Three rounds, six solver calls, about one second on the wall clock. Two counterexamples were enough to pin down the correct sign function out of 243 candidates.

Why it converges in practice

CEGIS is worst-case exponential but converges fast on the problems people actually have. Solar-Lezama (2013) named this the bounded-observation hypothesis: for a well-shaped sketch, a small concrete-input set suffices to eliminate every wrong candidate. Each counterexample peels a region of the search space away.

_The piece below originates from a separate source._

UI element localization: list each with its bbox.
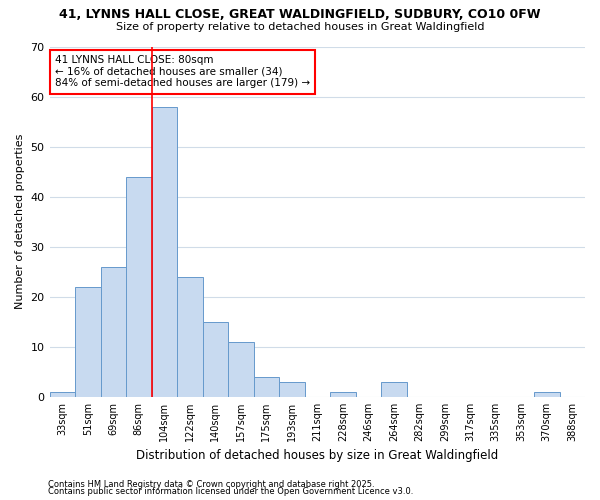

This is the L02 loop again. CDCL extracts a clause from each conflict and feeds it into the next assignment search. CEGIS extracts an input from each counterexample and feeds it into the next program search. Both algorithms make an intractable search tractable by accumulating failure constraints.

Each counterexample replaces an unbounded $\forall x$ with one more concrete constraint. That is how the solver discharges a quantifier it cannot enumerate.

Across the field

Every lecture in this course encoded a different domain into solver queries: propositional formulas (L01), theories of integers and bitvectors and arrays (L03–L06), program states under symbolic execution and weakest preconditions (L07–L08), compiler rewrites (L09), and synthesis sketches (L10). The solver was Z3 throughout.

The same shape holds across the broader landscape: Dafny and Verus push verification reductions into the host language, Lean and Rocq treat the solver as a subroutine they recertify, FlashFill and Lakeroad use synthesis at deployment time, and the LLM+solver hybrids shipping now add a learned proposer to the loop. The reduction from domain to query is still what the engineer writes.